How the hell do you get "limited"? If your site has so many users
that any one of them using a socket is a problem, then there should be
a serious re-evaluation of your computing systems. Also, note that
this attitude is the same one that keeps universities with a surplus
of computing fascilities (like mine) from sharing them more openly and
regularly with systems like yours. Too bad for you. :(
> You are suffereing from innumeracy. Your argument assumes that adding
> up lots of little bites doesn't make one big mess. Even if *you* only
> take a sector on each of a large number of machines, that doesn't mean
> that the impact is negligible. What you forget is that everyone else
> would be doing the same thing! And that adds up fast.
Not at all. I am perfectly capable of keeping my usage down. In
terms of long-term storage, I think MORE people should have smaller
quotas - there should be MUCH MORE temp space which is, after all,
first come - first serve. With the advent of
multiple-write/multiple-read cd's, and more and more cd devices in
workstations, I think that this will be acceptable. After all, when
you can carry 300meg with you, what the hell do you need a large quota
for? (Note: this argument looks forward -> to the day when MOST
systems have these cd's - it flagrantly ignores the way things are NOW
-> but if you don't look forward and just sit here in the now, things
pass you by. The fact that it MIGHT not be a good idea NOW doesn't
mean it will be a bad idea in 4 years or 10 years or 25 years or 100
years.)
> One persons "vital files" are another person's "junk". Under *your*
> system, it'd be "first come, first served". This is not practical.
> When someone has purchased a system for "X" they are going to *
> *justifiably* get pissed off if they can't use it for that when they
> want to.
As prices fall, this will become less and less common. Quite right
that there is a lot of work to be done - networking bandwidth
expanded, more disks, more memory, etc. But, I never said that any of
that was justification for being pissed. On the contrary - if I'm
using temp space, I expect you to NOT get pissed and just blow my
files away - regardless of your opinion of them.
> Your complaint is that the resource allocation is "less than optimal"
> *for you*! Fine, obtain your *own* resources. If the costs are as
> negligible as you make out, then this should not be a problem.
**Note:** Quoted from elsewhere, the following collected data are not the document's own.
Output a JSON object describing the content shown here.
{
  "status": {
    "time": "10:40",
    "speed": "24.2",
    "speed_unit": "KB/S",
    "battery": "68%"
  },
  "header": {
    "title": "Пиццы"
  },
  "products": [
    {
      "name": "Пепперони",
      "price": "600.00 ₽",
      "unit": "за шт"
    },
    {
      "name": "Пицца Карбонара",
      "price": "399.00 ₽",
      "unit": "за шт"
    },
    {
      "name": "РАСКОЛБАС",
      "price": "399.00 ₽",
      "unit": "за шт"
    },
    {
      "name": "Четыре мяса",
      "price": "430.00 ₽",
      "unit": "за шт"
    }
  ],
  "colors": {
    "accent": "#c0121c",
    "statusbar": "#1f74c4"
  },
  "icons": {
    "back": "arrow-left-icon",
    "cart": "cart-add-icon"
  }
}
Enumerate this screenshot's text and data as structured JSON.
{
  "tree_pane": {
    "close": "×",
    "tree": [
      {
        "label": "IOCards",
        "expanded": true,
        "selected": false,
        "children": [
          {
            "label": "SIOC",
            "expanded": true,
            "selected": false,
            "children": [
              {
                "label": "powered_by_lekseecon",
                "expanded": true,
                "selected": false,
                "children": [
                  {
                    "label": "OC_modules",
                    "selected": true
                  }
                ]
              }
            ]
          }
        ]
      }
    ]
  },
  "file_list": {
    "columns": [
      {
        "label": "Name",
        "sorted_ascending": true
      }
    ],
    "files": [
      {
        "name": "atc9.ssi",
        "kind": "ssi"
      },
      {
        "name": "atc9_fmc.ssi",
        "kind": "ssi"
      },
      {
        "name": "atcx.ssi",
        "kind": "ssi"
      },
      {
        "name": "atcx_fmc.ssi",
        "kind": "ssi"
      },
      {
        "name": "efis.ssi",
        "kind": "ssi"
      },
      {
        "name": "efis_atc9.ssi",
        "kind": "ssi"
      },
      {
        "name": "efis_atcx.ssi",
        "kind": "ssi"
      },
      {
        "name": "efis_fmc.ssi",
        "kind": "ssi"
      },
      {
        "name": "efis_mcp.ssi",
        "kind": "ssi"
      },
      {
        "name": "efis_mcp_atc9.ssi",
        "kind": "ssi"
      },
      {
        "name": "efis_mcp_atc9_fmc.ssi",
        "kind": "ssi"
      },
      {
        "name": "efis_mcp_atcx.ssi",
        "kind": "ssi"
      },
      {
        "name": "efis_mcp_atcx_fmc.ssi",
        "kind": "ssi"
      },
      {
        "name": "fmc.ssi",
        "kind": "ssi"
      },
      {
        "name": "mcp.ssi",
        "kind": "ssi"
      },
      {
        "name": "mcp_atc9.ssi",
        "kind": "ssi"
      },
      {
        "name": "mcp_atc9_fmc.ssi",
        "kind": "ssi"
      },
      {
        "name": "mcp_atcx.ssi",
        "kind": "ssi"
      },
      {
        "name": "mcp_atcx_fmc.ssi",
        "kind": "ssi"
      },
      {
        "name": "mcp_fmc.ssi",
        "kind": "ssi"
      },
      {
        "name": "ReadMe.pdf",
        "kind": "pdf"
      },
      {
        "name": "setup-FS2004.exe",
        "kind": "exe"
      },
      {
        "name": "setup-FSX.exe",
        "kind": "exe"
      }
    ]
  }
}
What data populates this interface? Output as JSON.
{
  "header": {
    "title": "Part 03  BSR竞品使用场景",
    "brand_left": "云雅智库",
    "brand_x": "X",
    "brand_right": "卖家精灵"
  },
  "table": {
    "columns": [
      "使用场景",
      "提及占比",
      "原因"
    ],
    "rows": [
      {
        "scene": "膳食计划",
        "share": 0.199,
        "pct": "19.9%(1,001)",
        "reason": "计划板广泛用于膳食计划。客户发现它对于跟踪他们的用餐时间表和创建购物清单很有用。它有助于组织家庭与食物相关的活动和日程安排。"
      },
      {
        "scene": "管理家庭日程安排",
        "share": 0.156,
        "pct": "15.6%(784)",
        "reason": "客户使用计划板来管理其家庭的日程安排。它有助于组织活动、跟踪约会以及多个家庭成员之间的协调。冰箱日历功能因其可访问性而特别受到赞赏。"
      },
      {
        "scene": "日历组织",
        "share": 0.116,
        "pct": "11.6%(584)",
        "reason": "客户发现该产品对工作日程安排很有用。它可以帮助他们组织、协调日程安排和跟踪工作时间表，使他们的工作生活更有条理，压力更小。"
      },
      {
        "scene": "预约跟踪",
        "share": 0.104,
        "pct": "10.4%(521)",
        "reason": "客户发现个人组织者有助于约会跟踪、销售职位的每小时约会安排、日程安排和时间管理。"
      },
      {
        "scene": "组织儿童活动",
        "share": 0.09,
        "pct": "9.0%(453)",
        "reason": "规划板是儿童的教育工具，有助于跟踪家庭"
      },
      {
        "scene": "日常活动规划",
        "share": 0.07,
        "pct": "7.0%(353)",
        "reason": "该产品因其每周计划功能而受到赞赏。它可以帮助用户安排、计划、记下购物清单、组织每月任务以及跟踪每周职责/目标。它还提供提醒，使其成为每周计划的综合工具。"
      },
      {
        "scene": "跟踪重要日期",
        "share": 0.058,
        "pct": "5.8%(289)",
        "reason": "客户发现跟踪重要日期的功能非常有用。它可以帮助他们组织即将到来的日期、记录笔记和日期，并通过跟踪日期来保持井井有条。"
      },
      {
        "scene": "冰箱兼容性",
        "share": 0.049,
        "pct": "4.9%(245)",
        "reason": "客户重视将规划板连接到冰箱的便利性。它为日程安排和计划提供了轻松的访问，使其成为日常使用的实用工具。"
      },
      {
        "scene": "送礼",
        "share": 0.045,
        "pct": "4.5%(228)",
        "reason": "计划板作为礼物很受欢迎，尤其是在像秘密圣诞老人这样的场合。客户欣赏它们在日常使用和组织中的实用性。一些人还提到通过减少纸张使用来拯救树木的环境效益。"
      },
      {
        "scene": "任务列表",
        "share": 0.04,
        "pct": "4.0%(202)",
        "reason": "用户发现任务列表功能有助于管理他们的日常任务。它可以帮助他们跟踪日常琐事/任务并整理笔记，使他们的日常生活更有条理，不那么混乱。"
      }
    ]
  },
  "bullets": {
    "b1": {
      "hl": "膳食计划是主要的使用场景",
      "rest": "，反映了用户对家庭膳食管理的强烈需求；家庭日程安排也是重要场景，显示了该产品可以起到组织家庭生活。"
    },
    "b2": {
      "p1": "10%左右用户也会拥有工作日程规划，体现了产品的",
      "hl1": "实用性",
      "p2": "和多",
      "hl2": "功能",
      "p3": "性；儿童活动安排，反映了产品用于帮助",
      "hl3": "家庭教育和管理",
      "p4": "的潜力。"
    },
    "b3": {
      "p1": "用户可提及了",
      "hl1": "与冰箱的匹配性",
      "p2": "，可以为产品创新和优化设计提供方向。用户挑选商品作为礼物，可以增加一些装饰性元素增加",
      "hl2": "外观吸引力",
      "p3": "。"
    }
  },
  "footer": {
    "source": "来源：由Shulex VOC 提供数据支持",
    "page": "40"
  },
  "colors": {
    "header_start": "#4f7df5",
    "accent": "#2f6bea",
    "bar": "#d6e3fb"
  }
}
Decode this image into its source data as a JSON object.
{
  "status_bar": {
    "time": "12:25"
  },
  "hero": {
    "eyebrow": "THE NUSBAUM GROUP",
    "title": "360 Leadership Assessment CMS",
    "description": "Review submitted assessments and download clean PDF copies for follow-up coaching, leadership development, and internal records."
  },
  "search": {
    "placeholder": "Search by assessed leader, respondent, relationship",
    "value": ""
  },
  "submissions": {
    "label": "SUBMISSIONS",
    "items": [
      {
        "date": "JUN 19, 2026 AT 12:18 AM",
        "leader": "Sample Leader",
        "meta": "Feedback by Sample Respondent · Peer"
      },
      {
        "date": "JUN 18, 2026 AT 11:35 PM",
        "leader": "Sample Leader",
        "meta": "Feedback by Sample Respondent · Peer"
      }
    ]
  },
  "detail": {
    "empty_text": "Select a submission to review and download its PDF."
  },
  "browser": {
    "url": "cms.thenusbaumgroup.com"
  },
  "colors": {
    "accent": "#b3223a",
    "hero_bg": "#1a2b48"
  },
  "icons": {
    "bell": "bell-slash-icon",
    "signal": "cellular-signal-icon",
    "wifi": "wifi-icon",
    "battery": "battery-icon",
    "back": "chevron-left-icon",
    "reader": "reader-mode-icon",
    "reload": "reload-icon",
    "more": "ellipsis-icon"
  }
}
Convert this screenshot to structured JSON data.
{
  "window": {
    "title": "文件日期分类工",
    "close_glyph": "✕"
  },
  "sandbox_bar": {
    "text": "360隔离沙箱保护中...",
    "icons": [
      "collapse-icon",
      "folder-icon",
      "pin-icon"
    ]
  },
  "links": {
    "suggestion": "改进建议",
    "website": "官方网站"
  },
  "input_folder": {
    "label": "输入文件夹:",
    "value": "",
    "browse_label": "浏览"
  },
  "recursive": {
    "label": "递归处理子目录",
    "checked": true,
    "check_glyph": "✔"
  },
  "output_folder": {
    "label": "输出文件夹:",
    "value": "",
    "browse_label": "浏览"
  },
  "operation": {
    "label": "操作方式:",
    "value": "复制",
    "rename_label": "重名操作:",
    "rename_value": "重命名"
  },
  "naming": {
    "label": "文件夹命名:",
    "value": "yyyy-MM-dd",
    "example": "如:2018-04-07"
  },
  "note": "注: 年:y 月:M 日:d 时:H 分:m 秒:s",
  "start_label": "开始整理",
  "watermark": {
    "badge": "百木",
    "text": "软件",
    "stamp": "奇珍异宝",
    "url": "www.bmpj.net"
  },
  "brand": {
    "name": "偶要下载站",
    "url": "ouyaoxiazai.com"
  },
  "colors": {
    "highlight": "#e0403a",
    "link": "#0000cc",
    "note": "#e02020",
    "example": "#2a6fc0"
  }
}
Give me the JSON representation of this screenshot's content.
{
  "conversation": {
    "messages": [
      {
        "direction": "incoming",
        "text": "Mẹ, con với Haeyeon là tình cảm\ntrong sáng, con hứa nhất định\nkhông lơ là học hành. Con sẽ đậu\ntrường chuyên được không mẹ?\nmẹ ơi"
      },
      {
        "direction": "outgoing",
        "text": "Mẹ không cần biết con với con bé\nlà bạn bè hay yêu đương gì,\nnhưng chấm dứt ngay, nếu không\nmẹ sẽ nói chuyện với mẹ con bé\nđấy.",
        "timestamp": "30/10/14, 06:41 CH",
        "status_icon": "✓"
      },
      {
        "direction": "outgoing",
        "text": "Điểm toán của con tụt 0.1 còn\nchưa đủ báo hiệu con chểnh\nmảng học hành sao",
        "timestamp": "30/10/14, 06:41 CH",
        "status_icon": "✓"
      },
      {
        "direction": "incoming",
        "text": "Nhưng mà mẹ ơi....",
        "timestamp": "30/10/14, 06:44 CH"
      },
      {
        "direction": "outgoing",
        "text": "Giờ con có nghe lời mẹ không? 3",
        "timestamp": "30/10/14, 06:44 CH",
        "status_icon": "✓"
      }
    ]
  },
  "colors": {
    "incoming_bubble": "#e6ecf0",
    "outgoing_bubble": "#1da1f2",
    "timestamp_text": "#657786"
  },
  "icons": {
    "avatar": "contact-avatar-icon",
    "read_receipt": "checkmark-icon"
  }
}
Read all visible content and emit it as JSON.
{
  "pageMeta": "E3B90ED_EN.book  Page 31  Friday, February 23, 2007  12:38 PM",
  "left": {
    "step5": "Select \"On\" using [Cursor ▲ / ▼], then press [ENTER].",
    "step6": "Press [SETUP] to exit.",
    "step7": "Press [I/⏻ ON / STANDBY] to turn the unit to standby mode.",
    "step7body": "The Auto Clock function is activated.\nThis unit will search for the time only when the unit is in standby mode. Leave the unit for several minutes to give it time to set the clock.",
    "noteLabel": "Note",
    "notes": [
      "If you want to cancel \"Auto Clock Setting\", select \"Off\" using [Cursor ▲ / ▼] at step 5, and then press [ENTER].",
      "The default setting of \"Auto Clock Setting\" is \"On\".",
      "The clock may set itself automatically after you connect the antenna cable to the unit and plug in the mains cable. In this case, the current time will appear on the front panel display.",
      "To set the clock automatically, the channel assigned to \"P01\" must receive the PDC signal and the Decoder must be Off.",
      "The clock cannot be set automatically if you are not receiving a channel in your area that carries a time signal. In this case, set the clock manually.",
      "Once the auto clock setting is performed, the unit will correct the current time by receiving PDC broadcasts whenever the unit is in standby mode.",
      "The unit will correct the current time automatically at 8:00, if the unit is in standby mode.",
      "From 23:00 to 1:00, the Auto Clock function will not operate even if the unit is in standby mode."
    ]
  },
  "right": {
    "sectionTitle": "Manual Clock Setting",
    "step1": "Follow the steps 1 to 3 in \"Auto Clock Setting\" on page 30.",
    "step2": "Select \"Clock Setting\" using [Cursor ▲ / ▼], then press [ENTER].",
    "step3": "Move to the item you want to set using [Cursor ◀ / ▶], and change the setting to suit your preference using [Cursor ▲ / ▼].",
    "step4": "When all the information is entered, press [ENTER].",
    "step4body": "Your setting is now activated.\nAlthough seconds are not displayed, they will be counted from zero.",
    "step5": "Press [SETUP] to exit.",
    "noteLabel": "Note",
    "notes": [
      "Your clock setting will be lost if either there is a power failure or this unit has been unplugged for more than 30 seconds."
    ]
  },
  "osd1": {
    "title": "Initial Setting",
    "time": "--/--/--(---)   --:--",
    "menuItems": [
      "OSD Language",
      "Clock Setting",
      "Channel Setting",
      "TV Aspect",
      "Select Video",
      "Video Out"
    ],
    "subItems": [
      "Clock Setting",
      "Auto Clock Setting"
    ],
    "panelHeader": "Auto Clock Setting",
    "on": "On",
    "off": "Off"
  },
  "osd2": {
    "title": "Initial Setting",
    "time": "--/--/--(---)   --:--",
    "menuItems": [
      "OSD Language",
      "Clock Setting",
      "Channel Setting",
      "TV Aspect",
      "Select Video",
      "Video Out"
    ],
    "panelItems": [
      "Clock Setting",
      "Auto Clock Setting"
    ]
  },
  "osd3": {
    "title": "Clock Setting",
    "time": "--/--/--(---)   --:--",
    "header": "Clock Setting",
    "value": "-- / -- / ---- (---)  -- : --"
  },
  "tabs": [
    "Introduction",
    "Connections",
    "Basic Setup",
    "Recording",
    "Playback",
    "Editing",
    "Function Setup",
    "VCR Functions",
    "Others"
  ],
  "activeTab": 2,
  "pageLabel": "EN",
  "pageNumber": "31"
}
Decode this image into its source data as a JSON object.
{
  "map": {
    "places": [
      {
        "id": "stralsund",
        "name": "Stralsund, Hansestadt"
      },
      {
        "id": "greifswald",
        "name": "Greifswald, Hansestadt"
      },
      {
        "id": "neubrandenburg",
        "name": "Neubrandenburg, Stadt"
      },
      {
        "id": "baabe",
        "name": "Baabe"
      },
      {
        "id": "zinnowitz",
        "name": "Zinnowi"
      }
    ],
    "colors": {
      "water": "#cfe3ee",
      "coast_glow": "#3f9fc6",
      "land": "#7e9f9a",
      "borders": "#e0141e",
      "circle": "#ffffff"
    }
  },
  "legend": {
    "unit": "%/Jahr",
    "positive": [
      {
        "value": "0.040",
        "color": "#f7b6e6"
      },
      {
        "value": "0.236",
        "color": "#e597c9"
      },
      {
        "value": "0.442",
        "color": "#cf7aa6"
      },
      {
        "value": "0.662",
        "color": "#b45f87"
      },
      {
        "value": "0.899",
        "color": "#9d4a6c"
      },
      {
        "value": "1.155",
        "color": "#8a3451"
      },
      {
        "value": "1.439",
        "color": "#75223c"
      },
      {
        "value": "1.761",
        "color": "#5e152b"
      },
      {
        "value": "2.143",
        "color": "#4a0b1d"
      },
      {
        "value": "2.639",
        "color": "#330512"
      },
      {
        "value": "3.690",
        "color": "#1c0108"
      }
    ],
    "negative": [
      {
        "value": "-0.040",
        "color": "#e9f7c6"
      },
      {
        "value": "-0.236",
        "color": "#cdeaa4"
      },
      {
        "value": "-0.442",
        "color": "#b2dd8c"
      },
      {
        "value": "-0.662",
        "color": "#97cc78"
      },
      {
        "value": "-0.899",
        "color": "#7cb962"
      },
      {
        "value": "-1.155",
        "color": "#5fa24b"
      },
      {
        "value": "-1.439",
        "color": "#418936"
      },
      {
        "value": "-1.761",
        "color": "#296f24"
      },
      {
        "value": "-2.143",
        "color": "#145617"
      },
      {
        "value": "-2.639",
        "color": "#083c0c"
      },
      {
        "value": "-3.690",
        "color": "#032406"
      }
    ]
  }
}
> Otherwise, you've just proven my point. It's not a practical way to
> allocate things.
I have my own resources - I have unlimited disk quota - at times
I've used as much as 150megs, now I bob along at about 40megs. It's
not a problem. Soon, I may well have 700megs of disk space in my
house - yow! But, allocating quotas of disk space, for example, is a
NON-optimal way of doing things (assuming the existence of
high-capacity, portable media) - for now, you can get away with it -
but if they ever work the kinks out of the floptical drives, forget
it. Buy a machine - buy a gig of disk space - use 250megs for systems
programs and make the rest TEMP space.
> For an analogy, We think that you are making less than optimal use
> of your living space, so we are (all) going to borrow a little of it.
> We do *mot* care that you had that empty space set aside for something
> you are going to do next week. After all, you aren't using it *now*...
Fine. But as soon as I AM going to use it - I'm going to throw your
junk away - unless I can find you and get you to remove it first.